EMMERSON Mnangagwa has been summoned by a senior cabinet minister acting on behalf of President Robert Mugabe to grill him over his reported links to the United People’s Movement (UPM).
Official sources said Mnangagwa, who is Rural Housing minister and the ruling Zanu PF’s legal affairs secretary, was initially summoned in August and again early this month on the basis of reports to Mugabe about the UPM.
The UPM is said to be an emerging political movement linked to Mnangagwa and former Information minister Jonathan Moyo, as well as senior Zanu PF and opposition Movement for Democratic Change (MDC) members.
“Mnangagwa was summoned a by senior cabinet minister acting on behalf of the president over the UPM issue. The first meeting was in August and the second one earlier this month,” a source said.
“There is a great deal of panic in official circles about the UPM which seems to be a reincarnation of the Tsholotsho faction. State resources have been deployed to monitor the activities of the UPM and those said to be linked to it,” said the source.
Mnangagwa could not discuss the issue yesterday, referring the Zimbabwe Independent to those said to have summoned him. “Speak to the person who was said to have met me,” he said.
About three weeks ago Mnangagwa denied involvement in the UPM.
“I have never heard about UPM. It is stupid to suggest that I would be its president when I am not even aware that there is such a political party,” he said. “Nobody has ever approached me to join such a party and I will not be part of it.”
Reports of Mnangagwa’s questioning came as four officials of the MDC in provincial structures resigned in protest against the party’s infighting, amid claims that they had been recruited by the UPM.
Sources last night named those who resigned from the MDC as SM Mandaza, organising secretary for Mashonaland East province and Mutoko North candidate during the March general election, G Rice, S Chiota and a B Mfuka, organising secretary for MDC’s Mashonaland Central province and a parliamentary election candidate in the March poll.
The MDC members cited the party’s internal strife and its failure to deal with government over the widely condemned Operation Murambatsvina as reasons for their resignations.
In a letter dated October 17 to MDC chairman Isaac Matongo, Mandaza cited “endless squabbles, personality clashes and infighting” in the party as his reasons for resignation.
“It is with a heavy heart that I’m writing this letter to inform you that I have decided to resign from the MDC with immediate effect,” Mandaza said.

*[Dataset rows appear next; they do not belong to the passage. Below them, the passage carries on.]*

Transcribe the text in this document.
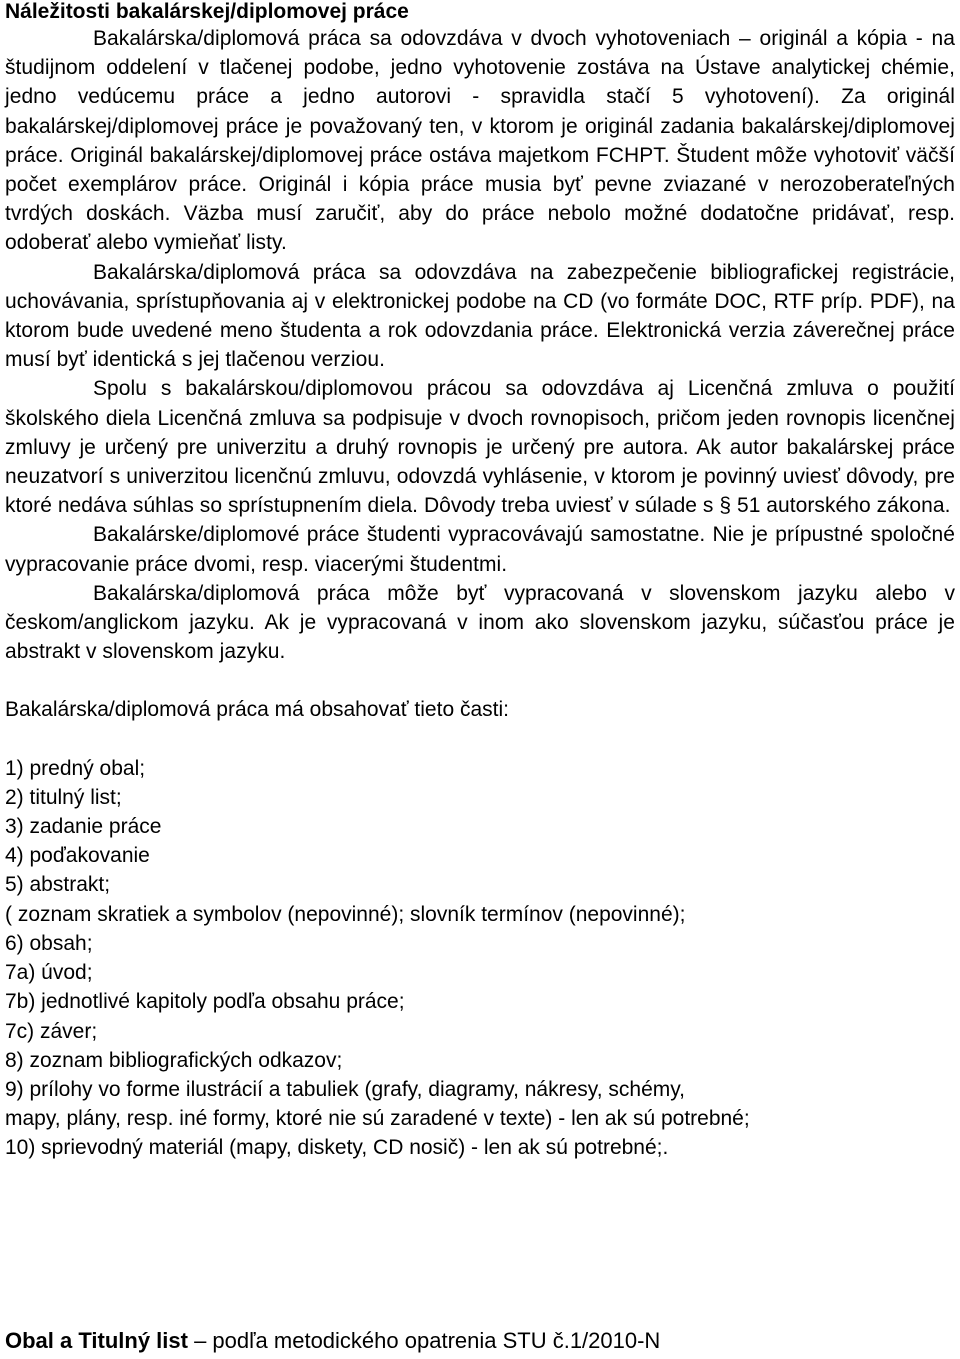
Náležitosti bakalárskej/diplomovej práce

Bakalárska/diplomová práca sa odovzdáva v dvoch vyhotoveniach – originál a kópia - na študijnom oddelení v tlačenej podobe, jedno vyhotovenie zostáva na Ústave analytickej chémie, jedno vedúcemu práce a jedno autorovi - spravidla stačí 5 vyhotovení). Za originál bakalárskej/diplomovej práce je považovaný ten, v ktorom je originál zadania bakalárskej/diplomovej práce. Originál bakalárskej/diplomovej práce ostáva majetkom FCHPT. Študent môže vyhotoviť väčší počet exemplárov práce. Originál i kópia práce musia byť pevne zviazané v nerozoberateľných tvrdých doskách. Väzba musí zaručiť, aby do práce nebolo možné dodatočne pridávať, resp. odoberať alebo vymieňať listy.

Bakalárska/diplomová práca sa odovzdáva na zabezpečenie bibliografickej registrácie, uchovávania, sprístupňovania aj v elektronickej podobe na CD (vo formáte DOC, RTF príp. PDF), na ktorom bude uvedené meno študenta a rok odovzdania práce. Elektronická verzia záverečnej práce musí byť identická s jej tlačenou verziou.

Spolu s bakalárskou/diplomovou prácou sa odovzdáva aj Licenčná zmluva o použití školského diela Licenčná zmluva sa podpisuje v dvoch rovnopisoch, pričom jeden rovnopis licenčnej zmluvy je určený pre univerzitu a druhý rovnopis je určený pre autora. Ak autor bakalárskej práce neuzatvorí s univerzitou licenčnú zmluvu, odovzdá vyhlásenie, v ktorom je povinný uviesť dôvody, pre ktoré nedáva súhlas so sprístupnením diela. Dôvody treba uviesť v súlade s § 51 autorského zákona.

Bakalárske/diplomové práce študenti vypracovávajú samostatne. Nie je prípustné spoločné vypracovanie práce dvomi, resp. viacerými študentmi.

Bakalárska/diplomová práca môže byť vypracovaná v slovenskom jazyku alebo v českom/anglickom jazyku. Ak je vypracovaná v inom ako slovenskom jazyku, súčasťou práce je abstrakt v slovenskom jazyku.

Bakalárska/diplomová práca má obsahovať tieto časti:

1) predný obal;
2) titulný list;
3) zadanie práce
4) poďakovanie
5) abstrakt;
( zoznam skratiek a symbolov (nepovinné); slovník termínov (nepovinné);
6) obsah;
7a) úvod;
7b) jednotlivé kapitoly podľa obsahu práce;
7c) záver;
8) zoznam bibliografických odkazov;
9) prílohy vo forme ilustrácií a tabuliek (grafy, diagramy, nákresy, schémy,
mapy, plány, resp. iné formy, ktoré nie sú zaradené v texte) - len ak sú potrebné;
10) sprievodný materiál (mapy, diskety, CD nosič) - len ak sú potrebné;.
Obal a Titulný list – podľa metodického opatrenia STU č.1/2010-N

“The MDC has not grown to the kind of a political party it sought to be at the beginning and is now disintegrating under the weight of endless squabbles, personality clashes, and all kinds of infighting taking place at Harvest House.”
A few months ago, a senior Zanu PF central committee member and ex-MP Pearson Mbalekwa quit the ruling party over Murambatsvina, which involved the demolition of shanties and informal businesses.
Mnangagwa’s summoning revived memories of the post-Tsholotsho backlash against Mnangagwa and his group. The saga led to the downfall of ministers like Jonathan Moyo and July Moyo. There were also other high-profile political casualties of the turbulent power struggle.